Um risco sério associado ao retorno das tarifas é a incerteza que resultaria para os mercados globais. Em uma economia interconectada, as cadeias de suprimentos podem ser interrompidas por mudanças repentinas, aumentando o risco de escassez ou aumento de custos para produtos específicos. Incertezas ligadas a impostos podem influenciar decisões comerciais, levando as empresas a adiar investimentos ou congelar estratégias de desenvolvimento.

Os EUA e a Rússia retornarão ao equilíbrio comercial?

No momento, não é fácil prever um retorno a relações comerciais estáveis ​​e vantajosas para ambos. Os EUA ainda precisam se conformar com a queda agora imparável do dólar como moeda predominante nas finanças internacionais. Rússia e China estão, de certa forma, fazendo um grande favor à América, porque continuaram a usar dólares em muitas transações, quase todas, sem remover a moeda americana de seus portfólios.

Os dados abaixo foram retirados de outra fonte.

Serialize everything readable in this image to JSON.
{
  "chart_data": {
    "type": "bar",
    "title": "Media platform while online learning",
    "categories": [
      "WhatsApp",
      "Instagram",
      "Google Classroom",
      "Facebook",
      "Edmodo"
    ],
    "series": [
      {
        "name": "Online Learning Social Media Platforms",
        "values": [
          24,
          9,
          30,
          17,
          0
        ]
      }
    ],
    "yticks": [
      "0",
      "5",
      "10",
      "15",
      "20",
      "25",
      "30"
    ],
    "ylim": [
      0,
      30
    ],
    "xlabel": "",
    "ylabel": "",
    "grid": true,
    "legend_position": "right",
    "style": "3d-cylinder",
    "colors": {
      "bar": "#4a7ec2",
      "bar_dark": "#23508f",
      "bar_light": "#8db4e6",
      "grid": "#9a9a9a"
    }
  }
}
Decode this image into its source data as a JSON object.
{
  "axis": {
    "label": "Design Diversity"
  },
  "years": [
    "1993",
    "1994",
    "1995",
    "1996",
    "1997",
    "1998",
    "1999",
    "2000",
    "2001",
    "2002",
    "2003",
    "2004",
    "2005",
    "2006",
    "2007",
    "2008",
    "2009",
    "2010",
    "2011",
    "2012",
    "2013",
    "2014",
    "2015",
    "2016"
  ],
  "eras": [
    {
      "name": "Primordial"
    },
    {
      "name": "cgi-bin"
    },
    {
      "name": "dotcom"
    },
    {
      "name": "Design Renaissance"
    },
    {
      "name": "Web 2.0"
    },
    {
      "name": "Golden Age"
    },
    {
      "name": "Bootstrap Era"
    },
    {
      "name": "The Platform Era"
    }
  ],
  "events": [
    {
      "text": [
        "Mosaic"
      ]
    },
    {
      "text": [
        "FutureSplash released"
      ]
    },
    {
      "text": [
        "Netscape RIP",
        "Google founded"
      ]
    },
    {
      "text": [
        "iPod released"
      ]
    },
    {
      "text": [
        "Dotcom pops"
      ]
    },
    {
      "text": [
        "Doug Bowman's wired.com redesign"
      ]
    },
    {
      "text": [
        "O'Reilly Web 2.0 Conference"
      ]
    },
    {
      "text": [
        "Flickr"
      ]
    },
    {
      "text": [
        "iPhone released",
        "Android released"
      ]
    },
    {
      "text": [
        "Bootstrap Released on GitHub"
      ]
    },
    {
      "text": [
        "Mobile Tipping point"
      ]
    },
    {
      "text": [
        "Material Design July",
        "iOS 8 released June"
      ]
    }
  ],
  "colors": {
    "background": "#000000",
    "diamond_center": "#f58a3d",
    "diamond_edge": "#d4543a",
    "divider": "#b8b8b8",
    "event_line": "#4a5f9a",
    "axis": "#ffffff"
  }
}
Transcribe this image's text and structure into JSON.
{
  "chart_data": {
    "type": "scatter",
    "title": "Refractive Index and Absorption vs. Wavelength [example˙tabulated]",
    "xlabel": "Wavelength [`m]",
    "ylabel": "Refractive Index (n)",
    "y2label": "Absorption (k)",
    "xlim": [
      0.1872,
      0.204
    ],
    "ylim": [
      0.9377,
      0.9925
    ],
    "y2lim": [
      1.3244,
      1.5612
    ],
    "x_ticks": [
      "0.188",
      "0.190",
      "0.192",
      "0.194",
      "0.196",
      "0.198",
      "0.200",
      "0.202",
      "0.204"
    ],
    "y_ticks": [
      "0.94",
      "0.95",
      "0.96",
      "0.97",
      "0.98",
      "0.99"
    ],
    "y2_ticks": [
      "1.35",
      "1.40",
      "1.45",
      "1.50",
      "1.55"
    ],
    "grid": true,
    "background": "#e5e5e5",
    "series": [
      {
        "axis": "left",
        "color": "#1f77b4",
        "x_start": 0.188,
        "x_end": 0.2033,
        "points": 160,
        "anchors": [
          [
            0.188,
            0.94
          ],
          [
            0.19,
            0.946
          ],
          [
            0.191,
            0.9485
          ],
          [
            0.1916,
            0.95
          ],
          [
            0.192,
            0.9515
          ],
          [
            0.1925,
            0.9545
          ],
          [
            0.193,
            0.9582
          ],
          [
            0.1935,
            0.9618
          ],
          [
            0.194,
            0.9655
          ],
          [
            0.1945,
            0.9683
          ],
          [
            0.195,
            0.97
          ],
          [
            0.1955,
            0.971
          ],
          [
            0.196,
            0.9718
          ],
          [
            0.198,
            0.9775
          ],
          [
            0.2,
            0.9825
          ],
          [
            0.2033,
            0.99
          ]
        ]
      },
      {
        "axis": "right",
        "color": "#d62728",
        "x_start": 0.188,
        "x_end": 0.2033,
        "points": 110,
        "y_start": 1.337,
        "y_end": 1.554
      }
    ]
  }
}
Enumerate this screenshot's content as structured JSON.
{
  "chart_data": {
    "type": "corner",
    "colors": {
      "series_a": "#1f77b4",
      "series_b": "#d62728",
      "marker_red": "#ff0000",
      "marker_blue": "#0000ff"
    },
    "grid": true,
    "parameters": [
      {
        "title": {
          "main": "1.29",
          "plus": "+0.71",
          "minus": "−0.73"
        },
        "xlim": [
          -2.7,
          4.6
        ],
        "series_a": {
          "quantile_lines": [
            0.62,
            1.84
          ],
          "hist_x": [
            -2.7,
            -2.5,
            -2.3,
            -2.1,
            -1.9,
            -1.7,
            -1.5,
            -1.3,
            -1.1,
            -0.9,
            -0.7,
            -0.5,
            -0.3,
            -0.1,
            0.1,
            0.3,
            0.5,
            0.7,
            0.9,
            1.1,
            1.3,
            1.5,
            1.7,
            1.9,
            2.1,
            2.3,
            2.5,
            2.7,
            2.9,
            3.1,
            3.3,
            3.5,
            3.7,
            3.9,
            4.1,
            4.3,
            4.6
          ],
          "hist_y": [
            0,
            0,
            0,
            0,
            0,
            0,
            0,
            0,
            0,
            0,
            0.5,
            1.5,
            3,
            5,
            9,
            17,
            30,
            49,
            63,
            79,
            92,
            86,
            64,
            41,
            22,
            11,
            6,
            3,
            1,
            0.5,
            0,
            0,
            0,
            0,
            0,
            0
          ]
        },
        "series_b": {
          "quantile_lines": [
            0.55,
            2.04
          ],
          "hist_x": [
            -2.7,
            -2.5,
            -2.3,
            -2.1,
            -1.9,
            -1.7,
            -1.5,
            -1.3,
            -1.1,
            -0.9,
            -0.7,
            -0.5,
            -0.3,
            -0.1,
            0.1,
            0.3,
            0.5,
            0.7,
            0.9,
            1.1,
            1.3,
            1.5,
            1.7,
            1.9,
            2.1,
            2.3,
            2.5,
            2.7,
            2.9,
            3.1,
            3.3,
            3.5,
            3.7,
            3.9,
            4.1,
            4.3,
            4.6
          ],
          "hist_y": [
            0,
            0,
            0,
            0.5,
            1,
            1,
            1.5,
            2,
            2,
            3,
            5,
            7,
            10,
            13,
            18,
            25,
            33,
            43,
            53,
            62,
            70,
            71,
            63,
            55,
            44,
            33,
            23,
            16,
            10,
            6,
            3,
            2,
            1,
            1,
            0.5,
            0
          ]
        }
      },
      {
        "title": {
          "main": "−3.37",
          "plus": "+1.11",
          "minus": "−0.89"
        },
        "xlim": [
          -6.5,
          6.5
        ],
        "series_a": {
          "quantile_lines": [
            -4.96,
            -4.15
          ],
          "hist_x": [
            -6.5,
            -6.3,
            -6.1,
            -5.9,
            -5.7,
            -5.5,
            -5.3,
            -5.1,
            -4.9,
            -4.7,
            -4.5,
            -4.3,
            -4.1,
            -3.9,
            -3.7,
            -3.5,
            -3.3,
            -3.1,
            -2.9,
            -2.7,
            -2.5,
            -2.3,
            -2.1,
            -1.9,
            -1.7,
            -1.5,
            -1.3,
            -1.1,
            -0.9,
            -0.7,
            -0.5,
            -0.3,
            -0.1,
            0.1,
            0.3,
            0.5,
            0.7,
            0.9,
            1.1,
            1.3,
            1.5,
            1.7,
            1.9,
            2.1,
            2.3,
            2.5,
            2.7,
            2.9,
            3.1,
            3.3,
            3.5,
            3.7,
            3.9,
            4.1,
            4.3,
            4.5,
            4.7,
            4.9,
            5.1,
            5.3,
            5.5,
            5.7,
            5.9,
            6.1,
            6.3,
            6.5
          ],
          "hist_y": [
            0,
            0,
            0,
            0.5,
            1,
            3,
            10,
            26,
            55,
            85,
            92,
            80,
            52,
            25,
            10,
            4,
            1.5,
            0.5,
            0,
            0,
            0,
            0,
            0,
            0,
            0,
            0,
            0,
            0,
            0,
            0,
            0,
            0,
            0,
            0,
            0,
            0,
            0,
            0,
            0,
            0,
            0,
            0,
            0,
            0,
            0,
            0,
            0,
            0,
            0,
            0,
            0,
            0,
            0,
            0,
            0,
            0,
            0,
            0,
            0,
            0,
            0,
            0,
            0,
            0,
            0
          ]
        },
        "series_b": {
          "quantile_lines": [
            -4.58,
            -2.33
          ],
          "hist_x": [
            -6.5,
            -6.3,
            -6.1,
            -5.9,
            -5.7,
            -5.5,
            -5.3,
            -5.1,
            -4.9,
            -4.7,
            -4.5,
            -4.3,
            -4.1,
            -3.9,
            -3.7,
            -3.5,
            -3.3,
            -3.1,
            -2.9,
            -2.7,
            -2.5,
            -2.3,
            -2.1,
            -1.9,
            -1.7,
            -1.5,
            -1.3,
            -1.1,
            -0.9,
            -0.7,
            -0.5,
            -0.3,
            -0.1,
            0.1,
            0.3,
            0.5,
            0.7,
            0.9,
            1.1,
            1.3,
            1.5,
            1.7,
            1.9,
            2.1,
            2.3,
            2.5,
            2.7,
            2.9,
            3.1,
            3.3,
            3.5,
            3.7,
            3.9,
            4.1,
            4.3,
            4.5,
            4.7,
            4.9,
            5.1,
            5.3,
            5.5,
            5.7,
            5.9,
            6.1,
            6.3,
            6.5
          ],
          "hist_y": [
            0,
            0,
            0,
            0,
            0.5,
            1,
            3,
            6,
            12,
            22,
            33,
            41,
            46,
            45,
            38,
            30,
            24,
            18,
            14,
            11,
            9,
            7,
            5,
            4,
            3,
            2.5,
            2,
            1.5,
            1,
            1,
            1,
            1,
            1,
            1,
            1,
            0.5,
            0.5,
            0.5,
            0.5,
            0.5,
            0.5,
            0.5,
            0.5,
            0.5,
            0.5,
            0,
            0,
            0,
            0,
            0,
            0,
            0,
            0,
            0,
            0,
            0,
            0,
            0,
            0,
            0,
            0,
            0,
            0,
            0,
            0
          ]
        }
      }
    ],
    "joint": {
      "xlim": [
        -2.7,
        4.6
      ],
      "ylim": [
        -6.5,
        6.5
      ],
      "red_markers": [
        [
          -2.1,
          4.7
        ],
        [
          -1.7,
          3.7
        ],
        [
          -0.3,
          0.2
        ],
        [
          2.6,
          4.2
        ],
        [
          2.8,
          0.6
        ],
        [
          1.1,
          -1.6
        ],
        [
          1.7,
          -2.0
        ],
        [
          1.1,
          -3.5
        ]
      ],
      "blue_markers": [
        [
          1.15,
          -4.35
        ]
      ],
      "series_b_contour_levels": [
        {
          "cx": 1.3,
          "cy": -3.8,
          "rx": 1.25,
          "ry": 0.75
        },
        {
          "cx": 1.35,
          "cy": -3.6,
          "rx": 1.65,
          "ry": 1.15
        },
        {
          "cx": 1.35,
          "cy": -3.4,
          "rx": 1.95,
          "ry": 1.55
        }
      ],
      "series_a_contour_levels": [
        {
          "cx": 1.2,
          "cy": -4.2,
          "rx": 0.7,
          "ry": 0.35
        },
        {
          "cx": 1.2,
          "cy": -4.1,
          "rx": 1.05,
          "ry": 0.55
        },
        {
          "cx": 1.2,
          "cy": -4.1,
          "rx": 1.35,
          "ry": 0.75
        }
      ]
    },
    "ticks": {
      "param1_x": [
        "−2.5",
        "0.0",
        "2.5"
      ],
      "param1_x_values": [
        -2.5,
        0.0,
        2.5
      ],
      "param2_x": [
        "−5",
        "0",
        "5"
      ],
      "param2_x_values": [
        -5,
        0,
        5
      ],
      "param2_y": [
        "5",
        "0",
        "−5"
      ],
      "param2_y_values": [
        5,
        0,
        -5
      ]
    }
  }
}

Pode parecer um detalhe menor, mas na realidade é uma assistência significativa, que representa diplomaticamente um soft power muito convincente, porque é como se dissessem “não queremos que vocês sejam os únicos a decidir as regras do mercado, nós também estamos aqui, cada país deve poder se envolver apresentando suas próprias regras, mas não queremos que vocês morram de fome, não queremos replicar a mesma lógica imperialista”. Uma verdadeira lição de estilo, como veremos.

Se os Estados Unidos continuarem a perseguir uma política protecionista, as tensões com o Canadá, México e Europa podem piorar ainda mais. Este cenário levaria a uma maior fragmentação do comércio internacional, juntamente com o fortalecimento de blocos econômicos alternativos, como os BRICS e a Iniciativa do Cinturão e Rota liderada pela China, mas também uma aceleração da desdolarização em um ritmo mais rápido do que o visto até o momento, com alguns países buscando alternativas ao dólar americano para o comércio internacional.

Outro resultado possível seria uma reversão de tendência em direção ao multilateralismo e um retorno às negociações comerciais com aliados históricos. Neste caso, os Estados Unidos poderiam rever sua estratégia econômica para restaurar as relações com a Europa e a América do Norte, e a Rússia permaneceria em uma posição privilegiada, mas não exclusiva, é claro, nas relações comerciais dos EUA, com provavelmente um aumento muito moderado na cooperação econômica.

Em um cenário mais extremo, Washington não terá outra escolha a não ser aceitar as condições dos países que lideram a transição multipolar.

Concluindo, o que já podemos dizer é que os Estados Unidos já se encontram tendo que lidar com a nova maioria global para decidir o que fazer sobre seu próprio futuro. Uma bela mudança de paradigma. Parafraseando no estilo americano, poderíamos dizer que é “Um pequeno passo para um homem, um salto gigante para a humanidade”.